There was what ultimately proved out to be misplaced confidence that the city would come up with the roughly $8 million to build from scratch a new animal control facility designed for that purpose. Ultimately, after indicating that the city would eventually fund the project, city officials backtracked, saying they simply did not have the funding available to construct a new shelter. The city did carry out some limited repairs and modifications, although that work did not meet the level specified in Animal Shelter Services’ recommendations contained in the report.
With Riser’s 2021 retirement, according to volunteers at the facility, it declined into a state of functionality below what had been the case in 2015 and early 2016 when the Animal Shelter Services’ survey and evaluation of conditions were carried out.
Photos show animals living in wretched conditions. Observers say temperatures in the kennels have typically reached or exceeded 100 degrees in recent weeks and months.

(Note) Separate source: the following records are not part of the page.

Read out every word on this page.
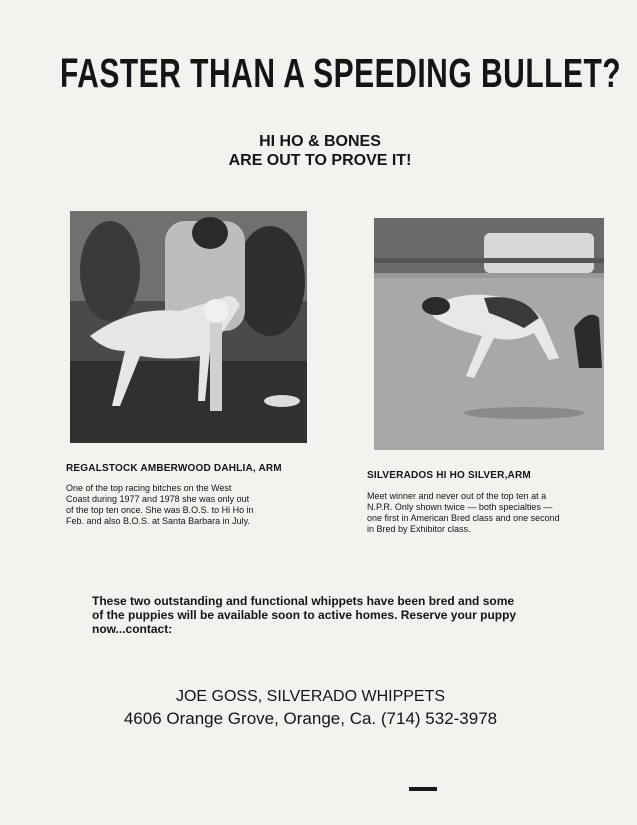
FASTER THAN A SPEEDING BULLET?
HI HO & BONES
ARE OUT TO PROVE IT!
REGALSTOCK AMBERWOOD DAHLIA, ARM
One of the top racing bitches on the West
Coast during 1977 and 1978 she was only out
of the top ten once. She was B.O.S. to Hi Ho in
Feb. and also B.O.S. at Santa Barbara in July.
SILVERADOS HI HO SILVER,ARM
Meet winner and never out of the top ten at a
N.P.R. Only shown twice — both specialties —
one first in American Bred class and one second
in Bred by Exhibitor class.
These two outstanding and functional whippets have been bred and some
of the puppies will be available soon to active homes. Reserve your puppy
now...contact:
JOE GOSS, SILVERADO WHIPPETS
4606 Orange Grove, Orange, Ca. (714) 532-3978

It is reported that Dr. Jaime Velasco, a veterinarian who had provided competent care for the animals, for reasons that have not been explicated, has not been regularly seen at the facility over the last three to four months. The Sentinel was told that Briget Nicole Bengoechea-Meaden, who was the city’s animal services coordinator, was performing spays and neuterings on animals, despite not being trained or licensed to do so. Bengoechea-Meaden was also diagnosing animals and administering pharmaceuticals to them, according to individuals involved in the shelter’s operations.
Within the last three weeks, it appears that Bengoechea-Meaden has been relieved of her position as the animal services coordinator.
There were conflicting opinions with regard to Bengoechea-Meaden’s action and whether it was justifiable. Some said she clearly was overstepping both her authority and ability by what she had done. Others said she was well-intentioned but had been relegated to a situation in which her options in caring for animals and performing her assumed duties had been foreclosed to her. The Sentinel was unable to reach her to get her version of events.
According to one volunteer at the shelter, a goat that was hit by car and brought to the shelter needed to see a veterinarian to have a decent shot at survival. Instead, it was put in a dog kennel where it languished and died.
A photo taken inside the facility showed a dog lying in its own feces.
The city put out a statement that the shelter is at near capacity and was accepting stray animals by appointment only it. Simultaneously, the shelter began turning away those seeking to look over the dogs available for adoption. Some Hesperia residents charged the city with deliberate obfuscation. They claimed the shelter is nowhere near capacity and that a third to half of the cages are empty because animal control officers are not actively patrolling the city to pick up strays. In fact, some residents said, the division is not responding to citizen calls vectoring the animal control officers to where those stray animals have been spotted, and wild dogs continue to run free throughout the 73.1-square mile city.
Another photo circulating showed caged dogs in an area of the shelter which the individual displaying the photo said had no ventilation and where the temperature reached 105 degrees Fahrenheit on a daily basis.
One shelter volunteer told the Sentinel of concern that a padlock on the entrance/exit to the section of the facility containing kennels left the dogs entirely vulnerable to perishing in a fire.
An unverified report is that the city has appropriated $2.6 million per year for the shelter operations that city officials, because of conflicting prioritizations, are not spending.